The most intriguing questions about these kilns are their dating and their origin. It is now certain that the potters were indigenous - not imported Chinese - and the origin of the craft may have been to the north. Don Hein, who has spent most of his life studying these kilns, is now of the opinion that production had started by the middle of the thirteenth century when what he calls Mon wares were made. Over the years the kilns evolved and the quality of the ceramics improved as new techniques and better clays were introduced. Some historians are of the opinion that Sukothai Kingdom wares continued to be made well into the seventeenth century, but evidence is lacking.
My personal opinion is that knowledge of high-fired, glazed stoneware production radiated out from Phayao in the late thirteenth century, that designs from samples of Chinese wares were sometimes copied, but that the industry was entirely local -as is possibly proved by the fact that all writing found on Sukothai and Lanna Kingdom pots is Thai script.
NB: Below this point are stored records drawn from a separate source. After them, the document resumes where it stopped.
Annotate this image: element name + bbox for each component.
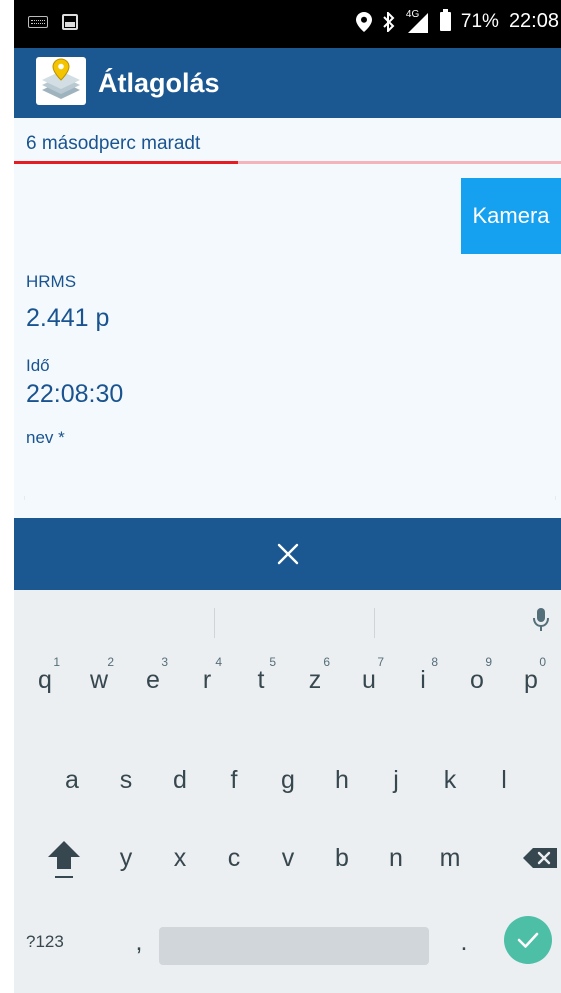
key-o-label: o bbox=[470, 665, 484, 694]
enter-key[interactable] bbox=[504, 916, 552, 964]
key-e-label: e bbox=[146, 665, 160, 694]
battery-icon bbox=[439, 9, 451, 31]
symbols-key[interactable]: ?123 bbox=[26, 932, 64, 952]
time-value: 22:08:30 bbox=[26, 380, 124, 408]
key-f[interactable]: f bbox=[209, 750, 259, 810]
phone-screen: 4G 71% 22:08 Átlagolás 6 másodperc marad… bbox=[14, 0, 561, 993]
key-r-hint: 4 bbox=[215, 655, 222, 669]
name-field-label: nev * bbox=[26, 428, 65, 447]
key-d[interactable]: d bbox=[155, 750, 205, 810]
app-toolbar: Átlagolás bbox=[14, 48, 561, 118]
countdown-progress bbox=[14, 161, 561, 164]
key-h[interactable]: h bbox=[317, 750, 367, 810]
key-x[interactable]: x bbox=[155, 828, 205, 888]
key-u-hint: 7 bbox=[377, 655, 384, 669]
status-bar: 4G 71% 22:08 bbox=[14, 0, 561, 48]
period-key[interactable]: . bbox=[449, 922, 479, 962]
soft-keyboard: q1 w2 e3 r4 t5 z6 u7 i8 o9 p0 a s d f g … bbox=[14, 590, 561, 993]
key-z-label: z bbox=[308, 665, 322, 694]
key-n[interactable]: n bbox=[371, 828, 421, 888]
key-c[interactable]: c bbox=[209, 828, 259, 888]
key-k[interactable]: k bbox=[425, 750, 475, 810]
backspace-key[interactable] bbox=[521, 843, 561, 873]
time-label: Idő bbox=[26, 356, 50, 375]
key-j[interactable]: j bbox=[371, 750, 421, 810]
signal-icon: 4G bbox=[406, 9, 430, 33]
key-t[interactable]: t5 bbox=[236, 650, 286, 710]
bluetooth-icon bbox=[383, 11, 395, 32]
hrms-value: 2.441 p bbox=[26, 304, 110, 332]
key-e[interactable]: e3 bbox=[128, 650, 178, 710]
key-i-label: i bbox=[420, 665, 426, 694]
key-q-label: q bbox=[38, 665, 52, 694]
countdown-progress-fill bbox=[14, 161, 239, 164]
hrms-label: HRMS bbox=[26, 272, 77, 291]
key-u[interactable]: u7 bbox=[344, 650, 394, 710]
key-i-hint: 8 bbox=[431, 655, 438, 669]
key-t-hint: 5 bbox=[269, 655, 276, 669]
key-z-hint: 6 bbox=[323, 655, 330, 669]
bottom-action-bar bbox=[14, 518, 561, 590]
camera-button[interactable]: Kamera bbox=[461, 178, 561, 254]
close-button[interactable] bbox=[268, 534, 308, 574]
key-z[interactable]: z6 bbox=[290, 650, 340, 710]
suggestion-divider bbox=[374, 608, 375, 638]
key-o-hint: 9 bbox=[485, 655, 492, 669]
countdown-banner: 6 másodperc maradt bbox=[14, 118, 561, 166]
key-m[interactable]: m bbox=[425, 828, 475, 888]
app-logo-icon bbox=[36, 57, 86, 105]
key-w-label: w bbox=[89, 665, 109, 694]
battery-percent: 71% bbox=[460, 10, 499, 32]
key-t-label: t bbox=[257, 665, 265, 694]
key-v[interactable]: v bbox=[263, 828, 313, 888]
key-p[interactable]: p0 bbox=[506, 650, 556, 710]
key-o[interactable]: o9 bbox=[452, 650, 502, 710]
shift-key[interactable] bbox=[44, 837, 84, 883]
suggestion-strip bbox=[14, 590, 561, 650]
key-q-hint: 1 bbox=[53, 655, 60, 669]
key-r-label: r bbox=[202, 665, 212, 694]
key-l[interactable]: l bbox=[479, 750, 529, 810]
keyboard-icon bbox=[28, 16, 48, 28]
space-bar[interactable] bbox=[159, 927, 429, 965]
key-s[interactable]: s bbox=[101, 750, 151, 810]
key-e-hint: 3 bbox=[161, 655, 168, 669]
key-r[interactable]: r4 bbox=[182, 650, 232, 710]
key-b[interactable]: b bbox=[317, 828, 367, 888]
key-u-label: u bbox=[362, 665, 376, 694]
measurement-form: Kamera HRMS 2.441 p Idő 22:08:30 nev * bbox=[14, 166, 561, 518]
name-field[interactable] bbox=[24, 496, 556, 500]
key-q[interactable]: q1 bbox=[20, 650, 70, 710]
suggestion-divider bbox=[214, 608, 215, 638]
microphone-icon[interactable] bbox=[532, 607, 550, 633]
location-icon bbox=[355, 11, 372, 32]
clock: 22:08 bbox=[508, 10, 559, 32]
image-icon bbox=[62, 14, 78, 30]
key-p-hint: 0 bbox=[539, 655, 546, 669]
key-p-label: p bbox=[524, 665, 538, 694]
key-y[interactable]: y bbox=[101, 828, 151, 888]
key-a[interactable]: a bbox=[47, 750, 97, 810]
countdown-text: 6 másodperc maradt bbox=[26, 133, 201, 154]
key-i[interactable]: i8 bbox=[398, 650, 448, 710]
shift-icon bbox=[48, 841, 80, 878]
key-g[interactable]: g bbox=[263, 750, 313, 810]
key-w-hint: 2 bbox=[107, 655, 114, 669]
page-title: Átlagolás bbox=[98, 68, 220, 98]
backspace-icon bbox=[523, 848, 557, 868]
key-w[interactable]: w2 bbox=[74, 650, 124, 710]
comma-key[interactable]: , bbox=[124, 922, 154, 962]
checkmark-icon bbox=[517, 932, 539, 948]
close-icon bbox=[277, 543, 299, 565]
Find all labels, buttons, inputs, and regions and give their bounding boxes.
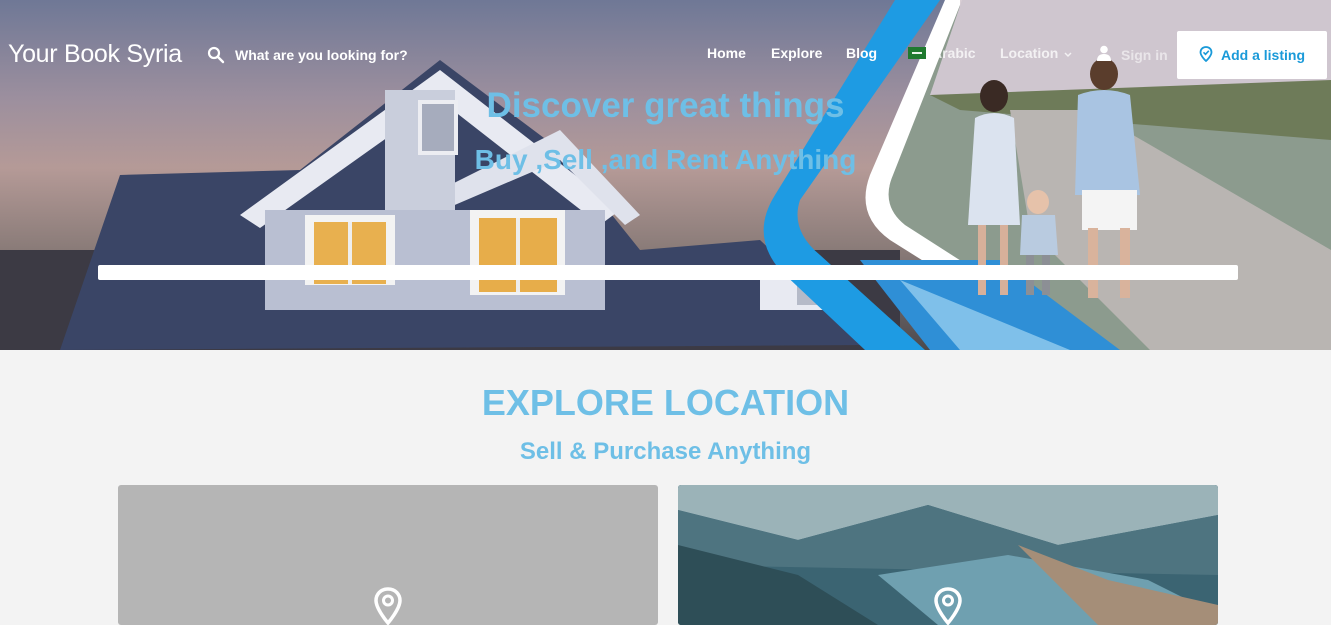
location-pin-icon — [373, 587, 403, 625]
nav-signin-label: Sign in — [1121, 46, 1168, 63]
add-listing-button[interactable]: Add a listing — [1177, 31, 1327, 79]
hero-banner: Your Book Syria Home Explore Blog Arabic… — [0, 0, 1331, 350]
hero-title: Discover great things — [486, 86, 845, 125]
hero-search-bar[interactable] — [98, 265, 1238, 280]
nav-home[interactable]: Home — [707, 45, 746, 61]
site-logo[interactable]: Your Book Syria — [8, 40, 182, 69]
search-input[interactable] — [235, 47, 435, 63]
add-listing-label: Add a listing — [1221, 47, 1305, 63]
nav-location-label: Location — [1000, 45, 1059, 61]
nav-blog[interactable]: Blog — [846, 45, 877, 61]
location-card[interactable] — [118, 485, 658, 625]
explore-title: EXPLORE LOCATION — [481, 382, 850, 423]
location-card[interactable] — [678, 485, 1218, 625]
location-pin-icon — [1199, 45, 1213, 65]
explore-subtitle: Sell & Purchase Anything — [519, 438, 812, 465]
header-search[interactable] — [207, 46, 435, 64]
nav-language-label: Arabic — [932, 45, 976, 61]
location-pin-icon — [933, 587, 963, 625]
nav-language[interactable]: Arabic — [908, 45, 976, 61]
chevron-down-icon — [1064, 45, 1072, 61]
hero-subtitle: Buy ,Sell ,and Rent Anything — [474, 144, 857, 175]
search-icon — [207, 46, 225, 64]
nav-signin[interactable]: Sign in — [1097, 45, 1168, 64]
flag-icon — [908, 47, 926, 59]
user-icon — [1097, 45, 1111, 64]
nav-location[interactable]: Location — [1000, 45, 1072, 61]
nav-explore[interactable]: Explore — [771, 45, 822, 61]
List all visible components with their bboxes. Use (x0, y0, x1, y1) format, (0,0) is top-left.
Early, fourteenth century wares, some remarkably fine, were probably made for local consumption but, after Ayuthya absorbed Sukothai at the beginning of the fifteenth century, Chinese merchants, based in Ayuthya, started an extensive export trade to fill the gap left when the Ming banned private exports. The industry must have come to an end soon after the Burmese destruction of the Thai world in 1569. At this time, too, large scale exports of cheap Chinese ceramics once again began to flood the market.